The Birth of the American Fiddle Method (AFM)
Having been introduced to the violin through the Suzuki Method, Brian borrowed some of the Suzuki principles when developing his method for teaching the fiddle. Brian said, “The thing that I think Suzuki does well is teaching technique through repertoire. Students can get lost in etudes and exercises because they can be boring or tedious. The method that I develop teaches techniques through songs.”
Brian added, “Suzuki is also a method based on learning by ear—reading comes later. Learning the fiddle is an oral tradition. You don’t learn how to speak by learning a word a day or analyzing sentences. You learn to speak by being immersed in it and mimicking the sound. So, my fiddle method is built on call-and-response. You hear a phrase and then you play it back.”
When Brian first showed me his American Fiddle Method books, I was not only impressed at how he introduced various fiddle techniques through the student’s learning of tunes, but I was also felt like adding lyrics in the book and vocals with the CD that came along with the books was a great idea. The recordings are of a full band playing, and singing, these tunes. Usually when a book teaches fiddle tunes like “Boil ‘em Cabbage Down,” “Cripple Creek,” “Camptown Races,” “Old Joe Clark,” “Angeline the Baker,” “The Girl I Left Behind Me,” “Redwing,” “Turkey In The Straw,” etc. the fiddle is the only instrument on the recording. I feel that in hearing the song played in a band context, hearing a singer singing the words, and having the lyrics in the book, the student can learn the basic song melody faster.
Brian said that his method has been very popular with Suzuki violin students who are looking to transition to playing fiddle tunes because of the similarities in the methods. He said that adult beginners have also found the books very helpful.
The American Fiddle Method Goes Online
In 2017, Brian started to present his fiddle method using a video streaming format on the web. He built the online lessons from the material that appeared in his books and on his earlier videos. To date there are seven courses offered on the site—AFM 1 (beginner), AFM 2 (beg/intermediate), AFM 3 (intermediate), Bluegrass 1, Bluegrass 2, Scottish 1, and Scottish 2. The American Fiddle Method courses were reviewed in the April 2021 issue of Bluegrass Unlimited. The newest courses, Bluegrass 1 and Bluegrass 2, are reviewed in the reviews section of this issue.

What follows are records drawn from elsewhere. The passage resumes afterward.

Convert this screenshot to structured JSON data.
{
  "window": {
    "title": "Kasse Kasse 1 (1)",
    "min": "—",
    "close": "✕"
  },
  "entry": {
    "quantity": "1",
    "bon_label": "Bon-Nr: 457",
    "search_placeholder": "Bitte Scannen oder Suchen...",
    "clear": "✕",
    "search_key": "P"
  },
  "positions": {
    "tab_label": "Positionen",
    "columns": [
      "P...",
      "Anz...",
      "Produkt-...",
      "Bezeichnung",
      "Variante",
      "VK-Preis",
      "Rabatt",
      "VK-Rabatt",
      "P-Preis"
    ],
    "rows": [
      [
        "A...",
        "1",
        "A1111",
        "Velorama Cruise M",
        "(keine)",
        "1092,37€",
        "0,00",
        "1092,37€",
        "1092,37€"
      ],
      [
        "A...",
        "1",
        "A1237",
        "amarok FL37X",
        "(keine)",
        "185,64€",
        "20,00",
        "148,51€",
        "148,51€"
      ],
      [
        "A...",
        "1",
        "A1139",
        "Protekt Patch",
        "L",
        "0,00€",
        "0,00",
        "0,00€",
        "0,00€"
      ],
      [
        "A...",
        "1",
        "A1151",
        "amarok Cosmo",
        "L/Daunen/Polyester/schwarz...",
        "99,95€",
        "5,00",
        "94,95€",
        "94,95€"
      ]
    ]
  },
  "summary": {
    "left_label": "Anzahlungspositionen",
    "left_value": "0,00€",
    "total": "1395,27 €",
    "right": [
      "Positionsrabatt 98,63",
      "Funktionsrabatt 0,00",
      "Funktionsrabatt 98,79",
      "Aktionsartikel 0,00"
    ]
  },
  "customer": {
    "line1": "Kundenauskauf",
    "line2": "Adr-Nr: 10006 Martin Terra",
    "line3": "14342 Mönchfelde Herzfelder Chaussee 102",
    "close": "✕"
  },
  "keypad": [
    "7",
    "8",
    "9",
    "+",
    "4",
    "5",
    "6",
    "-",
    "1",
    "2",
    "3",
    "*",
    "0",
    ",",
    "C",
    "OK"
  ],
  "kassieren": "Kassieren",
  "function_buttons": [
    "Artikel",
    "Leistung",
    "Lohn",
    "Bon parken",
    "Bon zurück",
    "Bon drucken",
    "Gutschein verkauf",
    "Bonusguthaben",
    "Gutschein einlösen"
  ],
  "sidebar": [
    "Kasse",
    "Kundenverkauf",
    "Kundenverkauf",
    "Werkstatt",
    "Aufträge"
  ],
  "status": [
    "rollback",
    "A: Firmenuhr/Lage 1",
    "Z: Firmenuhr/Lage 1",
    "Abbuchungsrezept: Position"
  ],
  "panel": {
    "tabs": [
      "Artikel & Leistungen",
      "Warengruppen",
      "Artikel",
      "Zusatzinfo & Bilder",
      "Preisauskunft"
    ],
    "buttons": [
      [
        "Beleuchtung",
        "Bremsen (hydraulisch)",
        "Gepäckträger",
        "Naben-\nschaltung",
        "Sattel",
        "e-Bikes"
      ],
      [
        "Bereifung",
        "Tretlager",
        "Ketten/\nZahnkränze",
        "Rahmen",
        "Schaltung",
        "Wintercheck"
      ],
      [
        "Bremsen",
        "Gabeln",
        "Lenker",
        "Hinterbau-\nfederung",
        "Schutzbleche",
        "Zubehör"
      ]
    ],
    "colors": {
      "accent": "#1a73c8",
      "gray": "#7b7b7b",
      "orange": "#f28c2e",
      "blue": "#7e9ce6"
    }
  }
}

In addition to the courses, the American Fiddle Method website provides a Fiddle Tune Library. This library includes over 100 tunes that are taught on video (played at a slow tempo), with sheet music provided. These tunes have come from the various instructors that have taught at his fiddle camp over the years.
In the future, Wicklund intends to continue to add to the fiddle tune library, expand the course offerings to include Irish and old-time fiddle instruction, and plans to start live, guided courses next fall. Classes meet once per week for eight weeks to progress through the AFM curriculum. Brian said, “The online class will be like a ‘fiddle boot camp’ with expectations of practicing between lessons and the opportunity to get direct feedback from the instructor. These courses are really motivating for students as they work together in a class.”
If you are looking to learn how to play the fiddle, or improve your current skill level, I highly recommend that you check out Brian Wicklund’s American Fiddle Method at americanfiddlemethod.com.